ハイブリッドモデル、ターボモデルともにドライバーの意図を忠実に読み取るスムースな走りを見せるなかで、ターボモデルは加速力を決めるエンジントルクの特性に優れていることから重量級ボディ(2150〜2350kg)でも人の感覚に合致する気持ちの良い加速を体感できる。

ハイパワーエンジンモデルにありがちな運転の難しさはなく、人が歩くようなゆっくりとした微速域からのアクセルコントロールも柔軟に受け付けてくれるので、信号からの発進時に同乗者の頭が勢いよく後ろへもっていかれることがない。おしなべて滑らかさが先に立つ。


低速域から高速域まで終始一貫したスポーツ性能がセールスポイントだ(写真:©1995-2017 TOYOTA MOTOR CORPORATION)

一方、ハイブリッドモデルはLCから導入されている「THS 供廚4速ATを組み合わせた新しいハイブリッドシステムである「マルチステージハイブリッド」によって、低速域から高速域まで終始一貫したスポーツ性能がセールスポイントだ。LSが属するセグメントでは、メルセデス・ベンツ「Sクラス」やBMW「7シリーズ」が直接のライバルとなるが、LSのハイブリッドモデルはそれらと比較してドライバーズカー的な要素、つまり積極的に走りを楽しむところに開発の中心が置かれている。

現時点での課題

歴代LSの威信を懸け開発が進められたLSだが、現時点では課題もみられる。
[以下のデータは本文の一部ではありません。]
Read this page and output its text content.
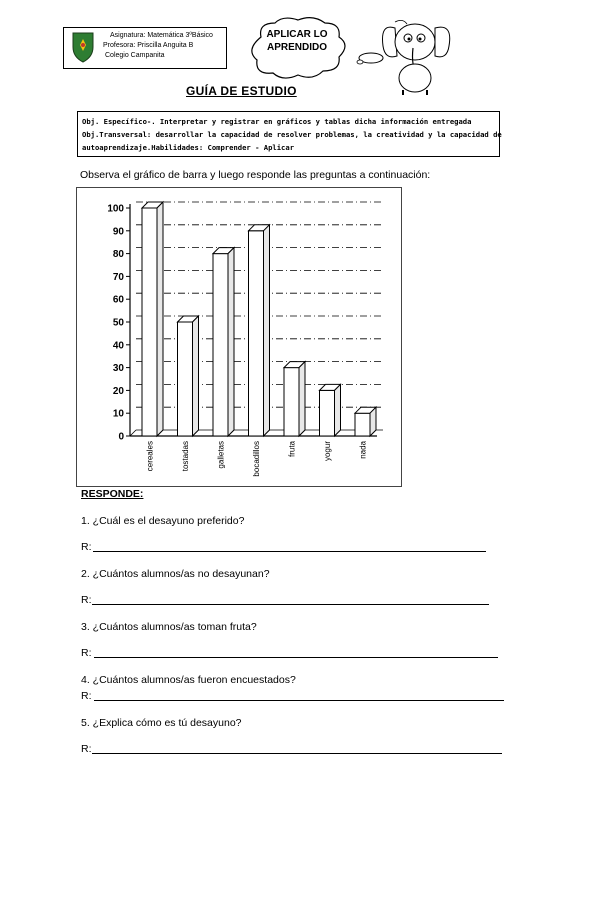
Asignatura: Matemática 3ºBásico
Profesora: Priscilla Anguita B
Colegio Campanita
APLICAR LO
APRENDIDO
GUÍA DE ESTUDIO
Obj. Específico-. Interpretar y registrar en gráficos y tablas dicha información entregada
Obj.Transversal: desarrollar la capacidad de resolver problemas, la creatividad y la capacidad de
autoaprendizaje.Habilidades: Comprender - Aplicar
Observa el gráfico de barra y luego responde las preguntas a continuación:
0
10
20
30
40
50
60
70
80
90
100
cereales	tostadas	galletas	bocadillos	fruta	yogur	nada
RESPONDE:
1. ¿Cuál es el desayuno preferido?
R:
2. ¿Cuántos alumnos/as no desayunan?
R:
3. ¿Cuántos alumnos/as toman fruta?
R:
4. ¿Cuántos alumnos/as fueron encuestados?
R:
5. ¿Explica cómo es tú desayuno?
R:
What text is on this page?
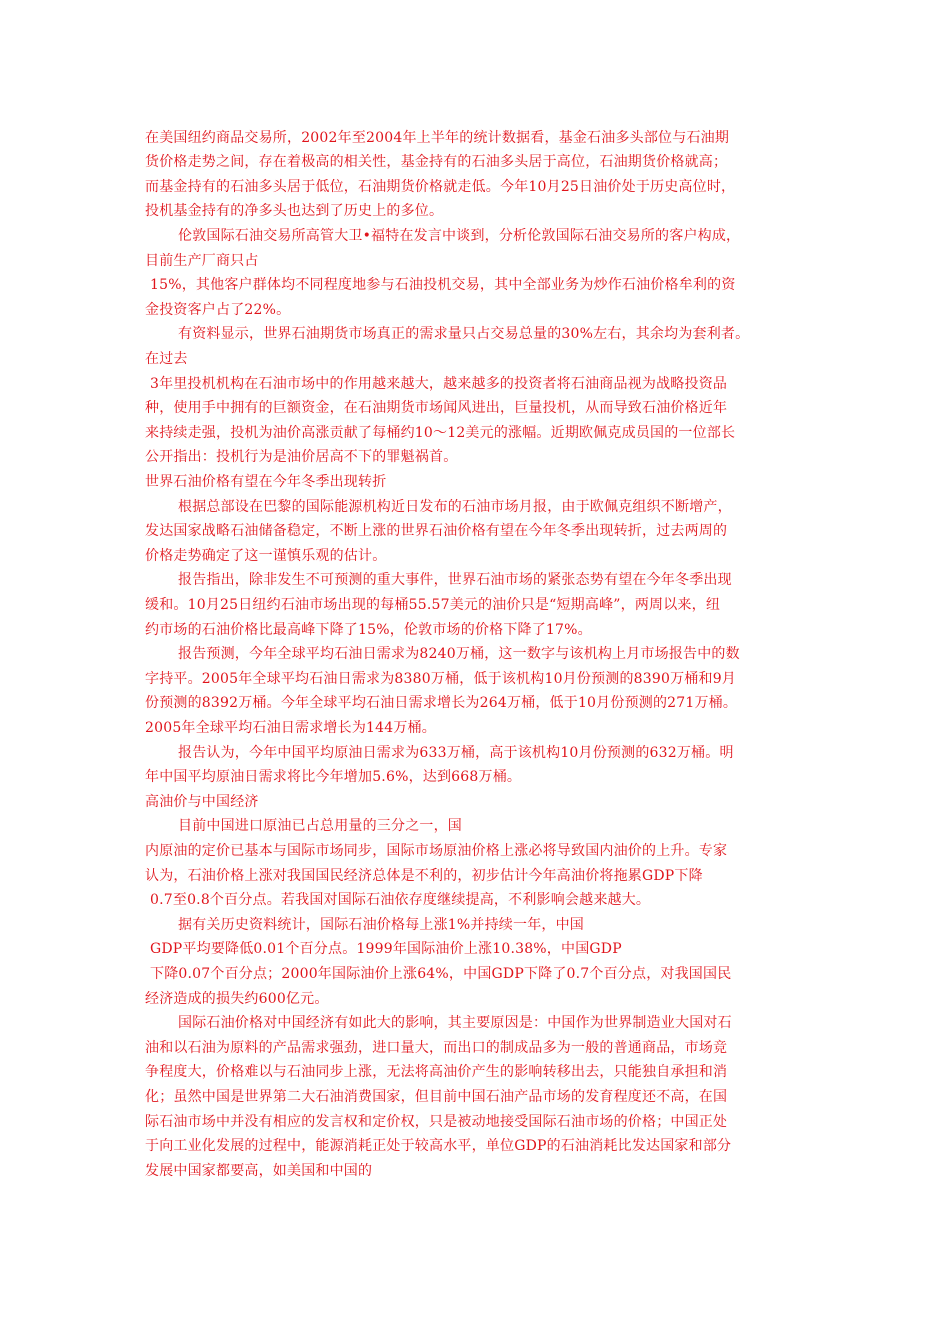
在美国纽约商品交易所，2002年至2004年上半年的统计数据看，基金石油多头部位与石油期
货价格走势之间，存在着极高的相关性，基金持有的石油多头居于高位，石油期货价格就高；
而基金持有的石油多头居于低位，石油期货价格就走低。今年10月25日油价处于历史高位时，
投机基金持有的净多头也达到了历史上的多位。
伦敦国际石油交易所高管大卫•福特在发言中谈到，分析伦敦国际石油交易所的客户构成，
目前生产厂商只占
15%，其他客户群体均不同程度地参与石油投机交易，其中全部业务为炒作石油价格牟利的资
金投资客户占了22%。
有资料显示，世界石油期货市场真正的需求量只占交易总量的30%左右，其余均为套利者。
在过去
3年里投机机构在石油市场中的作用越来越大，越来越多的投资者将石油商品视为战略投资品
种，使用手中拥有的巨额资金，在石油期货市场闻风进出，巨量投机，从而导致石油价格近年
来持续走强，投机为油价高涨贡献了每桶约10～12美元的涨幅。近期欧佩克成员国的一位部长
公开指出：投机行为是油价居高不下的罪魁祸首。
世界石油价格有望在今年冬季出现转折
根据总部设在巴黎的国际能源机构近日发布的石油市场月报，由于欧佩克组织不断增产，
发达国家战略石油储备稳定，不断上涨的世界石油价格有望在今年冬季出现转折，过去两周的
价格走势确定了这一谨慎乐观的估计。
报告指出，除非发生不可预测的重大事件，世界石油市场的紧张态势有望在今年冬季出现
缓和。10月25日纽约石油市场出现的每桶55.57美元的油价只是“短期高峰”，两周以来，纽
约市场的石油价格比最高峰下降了15%，伦敦市场的价格下降了17%。
报告预测，今年全球平均石油日需求为8240万桶，这一数字与该机构上月市场报告中的数
字持平。2005年全球平均石油日需求为8380万桶，低于该机构10月份预测的8390万桶和9月
份预测的8392万桶。今年全球平均石油日需求增长为264万桶，低于10月份预测的271万桶。
2005年全球平均石油日需求增长为144万桶。
报告认为，今年中国平均原油日需求为633万桶，高于该机构10月份预测的632万桶。明
年中国平均原油日需求将比今年增加5.6%，达到668万桶。
高油价与中国经济
目前中国进口原油已占总用量的三分之一，国
内原油的定价已基本与国际市场同步，国际市场原油价格上涨必将导致国内油价的上升。专家
认为，石油价格上涨对我国国民经济总体是不利的，初步估计今年高油价将拖累GDP下降
0.7至0.8个百分点。若我国对国际石油依存度继续提高，不利影响会越来越大。
据有关历史资料统计，国际石油价格每上涨1%并持续一年，中国
GDP平均要降低0.01个百分点。1999年国际油价上涨10.38%，中国GDP
下降0.07个百分点；2000年国际油价上涨64%，中国GDP下降了0.7个百分点，对我国国民
经济造成的损失约600亿元。
国际石油价格对中国经济有如此大的影响，其主要原因是：中国作为世界制造业大国对石
油和以石油为原料的产品需求强劲，进口量大，而出口的制成品多为一般的普通商品，市场竞
争程度大，价格难以与石油同步上涨，无法将高油价产生的影响转移出去，只能独自承担和消
化；虽然中国是世界第二大石油消费国家，但目前中国石油产品市场的发育程度还不高，在国
际石油市场中并没有相应的发言权和定价权，只是被动地接受国际石油市场的价格；中国正处
于向工业化发展的过程中，能源消耗正处于较高水平，单位GDP的石油消耗比发达国家和部分
发展中国家都要高，如美国和中国的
それはドライバーズカーとしての高い走行性能の実現と、後席にVIPを乗せて送迎するショーファードリブン的な使い方にも対応する快適な居住空間の両立だ。

ドライバーズカーとしての課題は、スポーツ走行を行った場合の車両挙動が大きく、加えて車両の走行性能を制御する「LDH/Lexus Dynamic Handling system」や、後輪を操舵する「DRS/Dynamic Rear Steering」の介入度合いにしても過剰と感じる部分があるところ。ショーファー的な課題はハイブリッドモデルの後席における乗り心地に荒さを感じる点である。

このあたりをズバリ開発者に聞いてみた。

「やりきれてないところがあることは認識しています。ただ、たとえば後席の乗り味では、ランフラットタイヤ(パンク状態でも一定条件下で走行可能)から一般的なノーマルタイヤへ変更すればほぼ解決することもわかっています。しかしランフラットタイヤには、運動性能の向上や万が一の際でも交換スポットまで自力でたどり着けるという安全性が担保されることから採用に踏み切りました。近い将来、ノーマルタイヤを超える乗り味をランフラットタイヤで実現すべく開発を継続しています」

クルマの土台となるGA-Lプラットフォーム、ボディ設計、そしてエンジンをはじめとしたパワートレーンに至るまですべてを新規で作り上げたLS。この先は、トヨタの得意とする技術の「手の内化」とともに半年も待たずして熟成が図られていくはずだ。ここは技術の昇華に期待したい。